Diffusion tensor MRI of white matter of healthy full-term newborns: Relationship to neurodevelopmental outcomes

Authors: FENG, KAIYANG - University Arkansas For Medical Sciences (UAMS); ROWELL, AMY - University Arkansas For Medical Sciences (UAMS); ANDRES, ALINE - University Arkansas For Medical Sciences (UAMS); BELLANDO, BETTY JAYNE - University Arkansas For Medical Sciences (UAMS); LOU, XIANGYANG - University Arkansas For Medical Sciences (UAMS); GLASIER, CHARLE - University Arkansas For Medical Sciences (UAMS); RAMAKRISHNAIAH, RAGHU - University Arkansas For Medical Sciences (UAMS); Badger, Thomas; OU, XIAWEI - University Arkansas For Medical Sciences (UAMS)

Submitted to: Radiology
Publication Type: Peer Reviewed Journal
Publication Acceptance Date: 4/9/2019
Publication Date: 6/4/2019
Citation: Feng, K., Rowell, A.C., Andres, A., Bellando, B., Lou, X., Glasier, C.M., Ramakrishnaiah, R.H., Badger, T.M., Ou, X. 2019. Diffusion tensor MRI of white matter of healthy full-term newborns: Relationship to neurodevelopmental outcomes. Radiology. https://doi.org/10.1148/radiol.2019182564.
DOI: https://doi.org/10.1148/radiol.2019182564

Interpretive Summary: It is well-known that early brain white matter injury can lead to issues in later neurodevelopment in children. However, it is not clear whether white matter developmental variations in healthy newborns are also associated with changes in neurodevelopmental outcomes. White matter (composed largely of myelinated neurons) refers to areas of the brain that, through tracts (axons), connect important regions involved in learning and other functions. Studies at ACNC have identified small changes in white matter in healthy newborns associated with maternal obesitybut more knowledge is needed to understand the implications of these small changes in the newborn brain to long-term cognitive outcomes in children. In this study, we used magnetic resonance imaging (MRI) to measure brain white matter development in newborns, and then used Bayley Scales of Infant Development to test neurodevelopmental outcome at ~2 years of age. We found that white matter integrity in several regions of the newborn brain (e.g., in the corpus callosum which connects left and right brain, and in the projection fibers which connect deep brain to brain cortex) significantly correlated with cognitive, language, and motor ability at age 2 years. These findings indicate that brain white matter developmental status at the newborn stage is very important for later neurodevelopment and cognitive outcomes. This is despite the rapid growth of brain during infancy and many factors after birth that may also affect brain development. Thus, early-life factors that impact white matter growth and development during infancy may have long-term consequences for brain function in healthy young children.
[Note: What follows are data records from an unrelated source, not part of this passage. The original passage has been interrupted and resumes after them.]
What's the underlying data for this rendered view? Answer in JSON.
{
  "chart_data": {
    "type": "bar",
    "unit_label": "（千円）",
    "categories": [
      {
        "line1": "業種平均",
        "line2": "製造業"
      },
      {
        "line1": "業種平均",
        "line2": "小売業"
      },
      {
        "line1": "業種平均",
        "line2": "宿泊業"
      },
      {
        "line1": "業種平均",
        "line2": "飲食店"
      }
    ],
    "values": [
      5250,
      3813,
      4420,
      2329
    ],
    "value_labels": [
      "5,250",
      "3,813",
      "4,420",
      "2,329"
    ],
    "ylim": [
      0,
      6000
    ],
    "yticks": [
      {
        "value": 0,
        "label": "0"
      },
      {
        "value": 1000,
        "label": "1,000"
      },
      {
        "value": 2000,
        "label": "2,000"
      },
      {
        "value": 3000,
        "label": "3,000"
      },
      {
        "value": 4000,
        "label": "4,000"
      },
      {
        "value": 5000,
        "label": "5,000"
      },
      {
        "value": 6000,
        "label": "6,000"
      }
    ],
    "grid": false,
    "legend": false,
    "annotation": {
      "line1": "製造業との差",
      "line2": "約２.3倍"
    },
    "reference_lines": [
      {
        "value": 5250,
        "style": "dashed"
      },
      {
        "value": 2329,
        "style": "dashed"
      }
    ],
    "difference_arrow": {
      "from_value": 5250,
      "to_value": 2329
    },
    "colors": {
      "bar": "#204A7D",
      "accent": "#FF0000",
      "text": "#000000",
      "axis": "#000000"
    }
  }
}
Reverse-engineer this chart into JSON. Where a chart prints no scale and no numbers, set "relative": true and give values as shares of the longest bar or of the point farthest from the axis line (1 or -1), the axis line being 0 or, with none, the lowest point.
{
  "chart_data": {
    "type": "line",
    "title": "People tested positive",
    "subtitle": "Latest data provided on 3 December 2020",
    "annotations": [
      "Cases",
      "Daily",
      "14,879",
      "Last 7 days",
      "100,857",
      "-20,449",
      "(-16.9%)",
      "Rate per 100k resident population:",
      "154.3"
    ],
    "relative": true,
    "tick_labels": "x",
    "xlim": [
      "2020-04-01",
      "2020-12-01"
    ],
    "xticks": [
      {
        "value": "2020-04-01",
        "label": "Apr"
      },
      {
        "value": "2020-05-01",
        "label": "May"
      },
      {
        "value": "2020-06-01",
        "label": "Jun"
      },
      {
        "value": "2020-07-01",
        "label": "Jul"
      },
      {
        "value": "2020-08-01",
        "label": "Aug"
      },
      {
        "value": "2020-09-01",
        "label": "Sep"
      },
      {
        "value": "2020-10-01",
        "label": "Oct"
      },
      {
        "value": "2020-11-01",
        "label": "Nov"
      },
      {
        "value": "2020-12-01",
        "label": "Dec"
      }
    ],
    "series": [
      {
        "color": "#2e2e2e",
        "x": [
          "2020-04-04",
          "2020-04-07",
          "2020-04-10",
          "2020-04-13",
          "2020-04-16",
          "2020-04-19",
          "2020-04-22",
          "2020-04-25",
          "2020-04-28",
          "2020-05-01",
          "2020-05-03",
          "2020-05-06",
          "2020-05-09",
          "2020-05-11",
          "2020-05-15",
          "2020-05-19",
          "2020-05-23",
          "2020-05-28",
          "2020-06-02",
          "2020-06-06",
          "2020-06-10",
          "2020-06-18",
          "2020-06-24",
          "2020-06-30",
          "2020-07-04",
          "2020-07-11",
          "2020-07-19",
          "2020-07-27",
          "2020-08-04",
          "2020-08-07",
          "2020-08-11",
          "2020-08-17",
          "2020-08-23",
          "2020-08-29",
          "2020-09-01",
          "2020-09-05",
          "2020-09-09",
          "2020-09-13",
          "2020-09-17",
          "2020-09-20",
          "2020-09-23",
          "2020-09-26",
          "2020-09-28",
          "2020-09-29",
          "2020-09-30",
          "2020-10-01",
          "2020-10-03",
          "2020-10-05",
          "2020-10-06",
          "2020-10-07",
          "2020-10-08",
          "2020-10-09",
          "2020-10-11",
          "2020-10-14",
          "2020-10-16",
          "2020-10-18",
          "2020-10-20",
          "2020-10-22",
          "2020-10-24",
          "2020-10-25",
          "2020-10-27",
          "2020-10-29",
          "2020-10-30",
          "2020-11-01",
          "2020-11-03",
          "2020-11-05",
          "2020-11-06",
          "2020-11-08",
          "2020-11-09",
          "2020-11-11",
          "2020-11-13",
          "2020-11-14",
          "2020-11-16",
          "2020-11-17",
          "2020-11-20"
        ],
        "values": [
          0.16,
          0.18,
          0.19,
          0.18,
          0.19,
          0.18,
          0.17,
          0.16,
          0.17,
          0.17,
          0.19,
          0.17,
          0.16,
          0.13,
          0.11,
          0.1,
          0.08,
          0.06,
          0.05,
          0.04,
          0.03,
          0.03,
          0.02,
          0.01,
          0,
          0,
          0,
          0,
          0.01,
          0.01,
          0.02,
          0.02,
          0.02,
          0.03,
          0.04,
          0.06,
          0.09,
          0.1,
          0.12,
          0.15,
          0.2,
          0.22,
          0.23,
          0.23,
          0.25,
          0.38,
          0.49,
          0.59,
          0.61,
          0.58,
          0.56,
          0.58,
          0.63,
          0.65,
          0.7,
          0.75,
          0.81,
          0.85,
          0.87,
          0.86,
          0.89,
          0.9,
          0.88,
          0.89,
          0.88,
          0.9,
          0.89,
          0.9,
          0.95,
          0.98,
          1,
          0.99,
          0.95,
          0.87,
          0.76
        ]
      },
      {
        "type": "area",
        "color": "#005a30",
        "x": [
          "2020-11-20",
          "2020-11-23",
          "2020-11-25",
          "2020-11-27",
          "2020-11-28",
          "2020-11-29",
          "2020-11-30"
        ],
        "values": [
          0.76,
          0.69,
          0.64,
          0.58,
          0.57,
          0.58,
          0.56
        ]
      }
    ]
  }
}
Technical Abstract: It is well known that white matter injuries observed at birth are associated with adverse neurodevelopmental outcomes later in life. Whether or not white matter developmental variations in healthy newborns are also associated with changes in neurodevelopmental outcomes remains to be established. In this prospective study, 38 healthy full-term newborns underwent an MRI examination of the brain including diffusion tensor imaging (DTI) at age ~2 weeks, and a Bayley Scales of Infant Development (BSID) test at age ~2 years. Voxel-wise correlation analyses of DTI measured fractional anisotropy (FA, a reflection of white matter integrity) and BSID measured neurodevelopmental test scores were performed using tract-based spatial statistics (TBSS), followed by region-of-interest (ROI) analyses of correlations between mean FA in selected white matter ROIs and each BSID subscale score (cognitive, language, motor, socioemotional and adaptive behavior). TBSS analyses showed widespread clusters in major white matter tracts with positive correlations (P < 0.05, corrected for the voxel-wise multiple comparisons) between FA at age 2 weeks and multiple BSID subscale scores at age 2 years. These correlations were independent to a number of demographic parameters of the infants (and their mothers) as well as family environment. Gestational age at birth appeared to be a true confounding factor for these correlations; however, after controlling for it, ROI analyses still showed positive correlations (P < 0.05) between mean FA in many white matter ROIs and BSID cognitive, language, and motor scores. Despite brain plasticity in growth and many potential postnatal influences during infancy, newborn's brain white matter developmental status may still be a strong indicator of later neurodevelopmental outcomes, even for the healthy infant population.